I am looking for a method to compare and sort UTF-8 strings in C++ in a case-insensitive manner to use it in a custom collation function in SQLite.
- The method should ideally be locale-independent. However I won’t be holding my breath, as far as I know, collation is very language-dependent, so anything that works on languages other than English will do, even if it means switching locales.
- Options include using standard C or C++ library or a small (suitable for embedded system) and non-GPL (suitable for a proprietary system) third-party library.
What I have so far:
strcollwith C locales andstd::collate/std::collate_bynameare case-sensitive. (Are there case-insensitive versions of these?)-
I tried to use a POSIX strcasecmp, but it seems to be not defined for locales other than
'POSIX'In the POSIX locale, strcasecmp() and strncasecmp() do upper to lower conversions, then a byte comparison. The results are unspecified in other locales.

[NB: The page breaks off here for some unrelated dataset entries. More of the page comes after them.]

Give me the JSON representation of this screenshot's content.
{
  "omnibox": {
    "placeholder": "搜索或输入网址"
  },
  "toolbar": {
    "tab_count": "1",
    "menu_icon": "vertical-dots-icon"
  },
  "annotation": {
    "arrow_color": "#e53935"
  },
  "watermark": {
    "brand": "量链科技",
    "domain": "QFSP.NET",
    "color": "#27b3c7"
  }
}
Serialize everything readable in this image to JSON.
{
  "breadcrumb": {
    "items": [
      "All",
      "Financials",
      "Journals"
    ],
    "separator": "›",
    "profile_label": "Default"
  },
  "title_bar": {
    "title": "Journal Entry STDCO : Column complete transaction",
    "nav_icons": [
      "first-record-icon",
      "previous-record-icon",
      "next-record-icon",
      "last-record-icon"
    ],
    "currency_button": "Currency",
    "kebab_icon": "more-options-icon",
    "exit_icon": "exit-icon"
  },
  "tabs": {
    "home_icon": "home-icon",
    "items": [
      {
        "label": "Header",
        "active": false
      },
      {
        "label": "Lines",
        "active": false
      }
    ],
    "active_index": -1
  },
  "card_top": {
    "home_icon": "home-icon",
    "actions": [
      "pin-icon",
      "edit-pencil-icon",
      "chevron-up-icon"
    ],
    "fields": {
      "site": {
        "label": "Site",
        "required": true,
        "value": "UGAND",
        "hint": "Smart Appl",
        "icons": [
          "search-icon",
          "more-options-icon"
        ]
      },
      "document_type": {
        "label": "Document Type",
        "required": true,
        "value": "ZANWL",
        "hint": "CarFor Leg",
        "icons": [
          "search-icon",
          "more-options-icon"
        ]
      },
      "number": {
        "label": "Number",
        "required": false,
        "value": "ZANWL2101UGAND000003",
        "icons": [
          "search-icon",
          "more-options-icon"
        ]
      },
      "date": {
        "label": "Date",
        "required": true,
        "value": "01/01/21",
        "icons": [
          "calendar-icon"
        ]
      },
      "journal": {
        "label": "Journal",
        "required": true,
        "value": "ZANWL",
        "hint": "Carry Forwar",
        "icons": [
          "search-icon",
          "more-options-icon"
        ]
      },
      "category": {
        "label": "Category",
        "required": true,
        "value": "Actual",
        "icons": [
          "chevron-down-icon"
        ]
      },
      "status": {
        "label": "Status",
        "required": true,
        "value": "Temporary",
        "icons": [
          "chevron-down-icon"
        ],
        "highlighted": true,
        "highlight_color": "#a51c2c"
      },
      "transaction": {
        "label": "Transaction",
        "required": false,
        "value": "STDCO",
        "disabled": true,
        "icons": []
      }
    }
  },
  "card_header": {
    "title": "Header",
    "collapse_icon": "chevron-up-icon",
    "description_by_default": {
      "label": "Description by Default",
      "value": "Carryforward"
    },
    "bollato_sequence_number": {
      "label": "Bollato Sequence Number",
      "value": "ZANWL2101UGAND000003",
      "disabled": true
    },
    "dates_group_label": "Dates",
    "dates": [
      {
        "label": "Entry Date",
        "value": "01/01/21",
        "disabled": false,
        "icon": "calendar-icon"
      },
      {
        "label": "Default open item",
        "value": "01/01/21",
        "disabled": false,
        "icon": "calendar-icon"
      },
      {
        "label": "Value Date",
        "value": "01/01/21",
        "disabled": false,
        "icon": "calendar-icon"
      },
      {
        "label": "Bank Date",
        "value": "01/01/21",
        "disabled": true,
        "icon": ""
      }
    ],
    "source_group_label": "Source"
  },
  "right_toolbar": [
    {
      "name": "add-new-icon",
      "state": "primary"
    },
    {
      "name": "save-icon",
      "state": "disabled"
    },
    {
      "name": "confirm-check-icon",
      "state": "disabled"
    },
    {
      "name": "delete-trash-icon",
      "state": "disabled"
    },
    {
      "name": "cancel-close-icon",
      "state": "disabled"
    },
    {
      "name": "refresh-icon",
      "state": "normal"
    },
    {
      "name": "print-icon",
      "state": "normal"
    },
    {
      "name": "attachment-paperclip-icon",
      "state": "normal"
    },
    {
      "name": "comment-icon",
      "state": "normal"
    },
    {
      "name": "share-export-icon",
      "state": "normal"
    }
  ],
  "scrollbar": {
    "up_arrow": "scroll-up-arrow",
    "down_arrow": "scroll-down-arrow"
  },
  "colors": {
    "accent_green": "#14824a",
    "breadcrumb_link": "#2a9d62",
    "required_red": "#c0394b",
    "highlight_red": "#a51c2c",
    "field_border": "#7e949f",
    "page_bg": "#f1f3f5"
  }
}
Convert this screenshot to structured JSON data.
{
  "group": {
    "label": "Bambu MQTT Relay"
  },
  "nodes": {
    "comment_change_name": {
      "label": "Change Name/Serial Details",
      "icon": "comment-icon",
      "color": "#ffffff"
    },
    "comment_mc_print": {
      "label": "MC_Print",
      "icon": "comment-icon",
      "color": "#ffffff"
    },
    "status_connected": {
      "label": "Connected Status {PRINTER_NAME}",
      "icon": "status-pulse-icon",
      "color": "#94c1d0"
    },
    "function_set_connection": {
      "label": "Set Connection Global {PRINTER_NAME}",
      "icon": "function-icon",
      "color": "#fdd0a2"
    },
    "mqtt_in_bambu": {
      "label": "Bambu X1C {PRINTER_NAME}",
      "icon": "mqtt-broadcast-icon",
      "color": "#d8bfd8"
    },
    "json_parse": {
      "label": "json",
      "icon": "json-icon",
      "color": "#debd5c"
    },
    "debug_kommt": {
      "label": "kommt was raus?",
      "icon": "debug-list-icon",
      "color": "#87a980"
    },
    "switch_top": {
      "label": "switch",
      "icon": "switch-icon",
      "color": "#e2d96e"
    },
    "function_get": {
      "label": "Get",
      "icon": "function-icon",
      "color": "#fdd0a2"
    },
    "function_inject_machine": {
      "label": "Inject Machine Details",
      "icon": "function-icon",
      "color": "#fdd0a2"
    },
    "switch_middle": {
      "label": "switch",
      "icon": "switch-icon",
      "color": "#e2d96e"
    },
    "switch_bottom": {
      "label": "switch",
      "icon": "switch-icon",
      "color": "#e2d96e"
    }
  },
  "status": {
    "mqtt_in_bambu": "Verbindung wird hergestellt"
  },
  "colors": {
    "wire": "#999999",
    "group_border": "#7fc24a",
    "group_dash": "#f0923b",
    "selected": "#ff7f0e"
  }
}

And, indeed, the result of
strcasecmpdoes not change between locales on Linux with GLIBC.#include <clocale> #include <cstdio> #include <cassert> #include <cstring> const static char *s1 = 'Äaa'; const static char *s2 = 'äaa'; int main() { printf('strcasecmp('%s', '%s') == %d\n', s1, s2, strcasecmp(s1, s2)); printf('strcoll('%s', '%s') == %d\n', s1, s2, strcoll(s1, s2)); assert(setlocale(LC_ALL, 'en_AU.UTF-8')); printf('strcasecmp('%s', '%s') == %d\n', s1, s2, strcasecmp(s1, s2)); printf('strcoll('%s', '%s') == %d\n', s1, s2, strcoll(s1, s2)); assert(setlocale(LC_ALL, 'fi_FI.UTF-8')); printf('strcasecmp('%s', '%s') == %d\n', s1, s2, strcasecmp(s1, s2)); printf('strcoll('%s', '%s') == %d\n', s1, s2, strcoll(s1, s2)); }This is printed:
strcasecmp('Äaa', 'äaa') == -32 strcoll('Äaa', 'äaa') == -32 strcasecmp('Äaa', 'äaa') == -32 strcoll('Äaa', 'äaa') == 7 strcasecmp('Äaa', 'äaa') == -32 strcoll('Äaa', 'äaa') == 7
P. S.
And yes, I am aware about ICU, but we can’t use it on the embedded platform due to its enormous size.
What you really want is logically impossible. There is no locale-independent, case-insensitive way of sorting strings. The simple counter-example is ‘i’ <> ‘I’ ? The naive answer is no, but in Turkish these strings are unequal. ‘i’ is uppercased to ‘İ’ (U+130 Latin Capital I with dot above)
UTF-8 strings add extra complexity to the question. They’re perfectly valid multi-byte char* strings, if you have an appropriate locale. But neither the C nor the C++ standard defines such a locale; check with your vendor (too many embedded vendors, sorry, no genearl answer here). So you HAVE to pick a locale whose multi-byte encoding is UTF-8, for the mbscmp function to work. This of course influences the sort order, which is locale dependent. And if you have NO locale in which const char* is UTF-8, you can’t use this trick at all. (As I understand it, Microsoft’s CRT suffers from this. Their multi-byte code only handles characters up to 2 bytes; UTF-8 needs 3)
wchar_t is not the standard solution either. It supposedly is so wide that you don’t have to deal with multi-byte encodings, but your collation will still depend on locale (LC_COLLATE) . However, using wchar_t means you now choose locales that do not use UTF-8 for const char*.
With this done, you can basically write your own ordering by converting strings to lowercase and comparing them. It’s not perfect. Do you expect L’ß’ == L’ss’ ? They’re not even the same length. Yet, for a German you have to consider them equal. Can you live with that?